True Thought Leaders Are Survivors Not Superheroes. We live in a time when expertise can be manufactured and not earned. Many of the “thought leaders” on leadership, innovation, and entrepreneurship haven’t led or invented anything other than their own brand. Social media amplifies their false prophecy, and millions of people who need actual help start holding themselves to a false standard of performance. It screws with our egos, our ability to be authentic, our ability to form real connections with others. And it means that millions of people take on work work based on their number of followers rather than a real understanding of their true strengths and limitations.
The thought leaders who can actually help are harder to find.
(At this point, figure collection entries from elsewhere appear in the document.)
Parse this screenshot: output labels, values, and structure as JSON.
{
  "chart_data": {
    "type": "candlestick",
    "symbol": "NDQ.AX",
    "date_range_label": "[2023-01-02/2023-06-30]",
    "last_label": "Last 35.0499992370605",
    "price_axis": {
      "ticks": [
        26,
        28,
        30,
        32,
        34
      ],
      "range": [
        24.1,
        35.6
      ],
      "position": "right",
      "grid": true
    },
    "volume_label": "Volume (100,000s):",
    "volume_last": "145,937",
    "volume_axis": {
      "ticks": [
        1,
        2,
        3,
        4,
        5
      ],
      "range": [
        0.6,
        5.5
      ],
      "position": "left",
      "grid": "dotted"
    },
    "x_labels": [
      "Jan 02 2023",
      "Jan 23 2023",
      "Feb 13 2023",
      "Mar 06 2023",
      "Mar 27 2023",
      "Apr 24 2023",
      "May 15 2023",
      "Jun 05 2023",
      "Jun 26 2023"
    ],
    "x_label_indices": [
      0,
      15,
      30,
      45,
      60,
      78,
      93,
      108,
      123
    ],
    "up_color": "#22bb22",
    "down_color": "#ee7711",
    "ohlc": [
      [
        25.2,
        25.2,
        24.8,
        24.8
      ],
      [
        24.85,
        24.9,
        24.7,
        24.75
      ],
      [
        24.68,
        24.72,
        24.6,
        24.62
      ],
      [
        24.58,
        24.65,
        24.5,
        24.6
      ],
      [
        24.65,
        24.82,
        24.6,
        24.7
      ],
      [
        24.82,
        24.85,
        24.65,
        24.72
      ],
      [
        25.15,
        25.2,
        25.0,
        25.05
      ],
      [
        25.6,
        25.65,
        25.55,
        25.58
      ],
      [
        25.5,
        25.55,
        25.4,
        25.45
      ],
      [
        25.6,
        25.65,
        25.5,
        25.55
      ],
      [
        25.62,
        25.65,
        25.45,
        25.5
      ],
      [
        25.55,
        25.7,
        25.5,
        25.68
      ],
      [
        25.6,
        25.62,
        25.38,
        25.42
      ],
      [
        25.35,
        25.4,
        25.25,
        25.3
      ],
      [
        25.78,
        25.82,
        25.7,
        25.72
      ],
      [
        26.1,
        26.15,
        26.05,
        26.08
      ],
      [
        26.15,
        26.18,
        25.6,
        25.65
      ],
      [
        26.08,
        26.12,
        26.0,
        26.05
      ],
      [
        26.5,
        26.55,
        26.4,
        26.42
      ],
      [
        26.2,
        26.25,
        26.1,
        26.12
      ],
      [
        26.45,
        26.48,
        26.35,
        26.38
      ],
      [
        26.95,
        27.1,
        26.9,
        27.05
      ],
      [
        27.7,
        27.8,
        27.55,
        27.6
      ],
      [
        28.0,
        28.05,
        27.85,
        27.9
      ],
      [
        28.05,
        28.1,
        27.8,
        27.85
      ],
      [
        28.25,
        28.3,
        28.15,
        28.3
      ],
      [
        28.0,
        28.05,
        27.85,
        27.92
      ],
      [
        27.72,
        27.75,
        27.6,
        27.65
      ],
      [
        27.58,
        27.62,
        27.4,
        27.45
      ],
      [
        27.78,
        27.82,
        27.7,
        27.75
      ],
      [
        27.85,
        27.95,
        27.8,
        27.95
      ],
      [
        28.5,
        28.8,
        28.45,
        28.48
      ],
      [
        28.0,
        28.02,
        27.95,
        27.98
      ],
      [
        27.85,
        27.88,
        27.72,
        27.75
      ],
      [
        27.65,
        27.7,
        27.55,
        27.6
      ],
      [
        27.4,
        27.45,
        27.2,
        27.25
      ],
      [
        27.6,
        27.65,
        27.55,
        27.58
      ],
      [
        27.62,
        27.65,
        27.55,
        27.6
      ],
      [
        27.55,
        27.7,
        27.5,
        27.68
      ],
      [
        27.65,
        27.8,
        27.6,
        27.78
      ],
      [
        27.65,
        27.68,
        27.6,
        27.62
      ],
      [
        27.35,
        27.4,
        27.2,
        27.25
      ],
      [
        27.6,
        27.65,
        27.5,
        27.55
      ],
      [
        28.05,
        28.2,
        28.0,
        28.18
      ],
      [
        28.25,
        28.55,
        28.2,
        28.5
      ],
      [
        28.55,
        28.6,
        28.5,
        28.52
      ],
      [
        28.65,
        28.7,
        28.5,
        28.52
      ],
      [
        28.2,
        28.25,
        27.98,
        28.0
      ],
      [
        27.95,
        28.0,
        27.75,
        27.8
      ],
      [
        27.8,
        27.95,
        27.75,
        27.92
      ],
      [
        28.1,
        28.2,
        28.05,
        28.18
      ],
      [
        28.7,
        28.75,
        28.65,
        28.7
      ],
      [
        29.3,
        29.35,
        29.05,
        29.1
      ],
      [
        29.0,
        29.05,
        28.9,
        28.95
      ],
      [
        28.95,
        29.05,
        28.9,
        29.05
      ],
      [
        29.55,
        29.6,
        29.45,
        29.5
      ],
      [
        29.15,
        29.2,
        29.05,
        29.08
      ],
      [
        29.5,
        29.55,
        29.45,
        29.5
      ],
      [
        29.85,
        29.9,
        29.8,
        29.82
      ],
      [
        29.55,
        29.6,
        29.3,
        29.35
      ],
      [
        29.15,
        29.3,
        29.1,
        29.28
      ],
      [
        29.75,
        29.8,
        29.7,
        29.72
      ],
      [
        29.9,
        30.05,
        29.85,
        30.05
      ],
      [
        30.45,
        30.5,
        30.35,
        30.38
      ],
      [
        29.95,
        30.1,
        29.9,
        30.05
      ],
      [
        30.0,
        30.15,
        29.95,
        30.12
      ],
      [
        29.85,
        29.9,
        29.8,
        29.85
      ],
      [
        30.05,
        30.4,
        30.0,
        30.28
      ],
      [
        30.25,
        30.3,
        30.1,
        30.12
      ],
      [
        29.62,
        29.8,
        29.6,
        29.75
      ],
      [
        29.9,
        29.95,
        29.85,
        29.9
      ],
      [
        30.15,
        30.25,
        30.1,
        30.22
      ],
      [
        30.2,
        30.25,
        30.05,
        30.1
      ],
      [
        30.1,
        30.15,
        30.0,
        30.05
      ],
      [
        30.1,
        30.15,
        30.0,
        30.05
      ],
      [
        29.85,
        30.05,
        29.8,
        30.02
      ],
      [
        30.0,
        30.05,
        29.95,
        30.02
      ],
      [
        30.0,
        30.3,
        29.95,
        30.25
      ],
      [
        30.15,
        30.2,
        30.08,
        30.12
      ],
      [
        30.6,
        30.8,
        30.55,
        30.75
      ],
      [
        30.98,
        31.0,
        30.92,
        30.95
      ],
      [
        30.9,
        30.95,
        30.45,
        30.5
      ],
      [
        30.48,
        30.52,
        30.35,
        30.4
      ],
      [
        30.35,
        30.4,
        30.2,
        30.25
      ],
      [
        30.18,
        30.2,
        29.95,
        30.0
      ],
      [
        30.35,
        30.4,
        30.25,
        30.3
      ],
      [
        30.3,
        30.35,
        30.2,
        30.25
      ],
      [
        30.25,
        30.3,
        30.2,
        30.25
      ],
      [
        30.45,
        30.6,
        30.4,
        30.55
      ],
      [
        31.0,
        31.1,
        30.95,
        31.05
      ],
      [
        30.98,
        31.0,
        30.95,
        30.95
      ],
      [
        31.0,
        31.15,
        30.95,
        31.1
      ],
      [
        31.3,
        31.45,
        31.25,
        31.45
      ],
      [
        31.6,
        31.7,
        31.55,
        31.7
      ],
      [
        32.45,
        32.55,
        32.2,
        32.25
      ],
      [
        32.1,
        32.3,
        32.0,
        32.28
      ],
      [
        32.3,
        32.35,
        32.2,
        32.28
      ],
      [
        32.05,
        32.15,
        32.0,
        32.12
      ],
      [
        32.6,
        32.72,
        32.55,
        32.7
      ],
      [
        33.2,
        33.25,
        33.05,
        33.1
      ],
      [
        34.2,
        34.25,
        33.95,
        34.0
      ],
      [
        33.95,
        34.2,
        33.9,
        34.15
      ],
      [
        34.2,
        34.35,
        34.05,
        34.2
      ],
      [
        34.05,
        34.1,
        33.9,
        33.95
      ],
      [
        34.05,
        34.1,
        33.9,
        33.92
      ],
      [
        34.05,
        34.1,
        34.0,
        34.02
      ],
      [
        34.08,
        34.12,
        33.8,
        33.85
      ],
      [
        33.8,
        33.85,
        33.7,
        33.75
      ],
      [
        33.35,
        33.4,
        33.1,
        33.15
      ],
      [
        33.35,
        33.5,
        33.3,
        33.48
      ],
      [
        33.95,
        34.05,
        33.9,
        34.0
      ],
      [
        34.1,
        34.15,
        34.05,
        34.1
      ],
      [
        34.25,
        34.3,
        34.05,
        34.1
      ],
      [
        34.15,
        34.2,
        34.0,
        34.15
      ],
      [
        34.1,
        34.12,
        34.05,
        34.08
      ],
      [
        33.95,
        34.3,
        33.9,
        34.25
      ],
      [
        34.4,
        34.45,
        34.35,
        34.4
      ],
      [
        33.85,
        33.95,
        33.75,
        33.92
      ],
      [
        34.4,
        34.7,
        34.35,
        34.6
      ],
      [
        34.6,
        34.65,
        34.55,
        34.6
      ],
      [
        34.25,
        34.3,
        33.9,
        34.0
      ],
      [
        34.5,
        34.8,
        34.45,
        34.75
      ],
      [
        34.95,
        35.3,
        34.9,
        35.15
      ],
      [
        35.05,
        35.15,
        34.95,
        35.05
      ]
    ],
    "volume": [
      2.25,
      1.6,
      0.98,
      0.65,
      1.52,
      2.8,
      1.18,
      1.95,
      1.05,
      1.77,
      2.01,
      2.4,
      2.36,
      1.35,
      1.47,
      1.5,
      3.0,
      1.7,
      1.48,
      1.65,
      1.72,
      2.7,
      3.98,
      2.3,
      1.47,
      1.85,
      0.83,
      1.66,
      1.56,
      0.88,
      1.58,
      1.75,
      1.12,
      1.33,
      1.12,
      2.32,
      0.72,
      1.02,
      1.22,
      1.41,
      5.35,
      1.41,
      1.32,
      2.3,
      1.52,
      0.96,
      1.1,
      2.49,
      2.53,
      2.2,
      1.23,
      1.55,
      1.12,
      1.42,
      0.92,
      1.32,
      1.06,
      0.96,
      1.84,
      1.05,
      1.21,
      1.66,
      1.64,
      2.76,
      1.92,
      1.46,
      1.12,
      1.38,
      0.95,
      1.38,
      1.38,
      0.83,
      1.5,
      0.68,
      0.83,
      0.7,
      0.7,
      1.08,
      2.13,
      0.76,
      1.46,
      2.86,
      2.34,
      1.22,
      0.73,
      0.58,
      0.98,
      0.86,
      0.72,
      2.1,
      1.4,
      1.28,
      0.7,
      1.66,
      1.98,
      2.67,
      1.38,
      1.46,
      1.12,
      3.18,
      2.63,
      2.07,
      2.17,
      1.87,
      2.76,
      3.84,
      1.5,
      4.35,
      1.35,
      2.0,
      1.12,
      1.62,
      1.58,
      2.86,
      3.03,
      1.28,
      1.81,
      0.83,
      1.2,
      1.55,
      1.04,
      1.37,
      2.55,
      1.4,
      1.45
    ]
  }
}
They are survivors - not superheroes. Fast Company and Forbes doesn’t know what to do with them. They’re still doing the work of building new things and changing old things and therefore they still get knocked down. They share how they get unstuck. Stephen Gates, Josh Higgins, Joe Toscano and Jody Medich all come to mind.
I want to use this column to amplify their message, and make it easier for the people who need their help to find it. (If there's anyone else who belongs on the list please let me know.) Maybe the term for it is indie thought leadership. It’s intentionally raw - therein lies its power.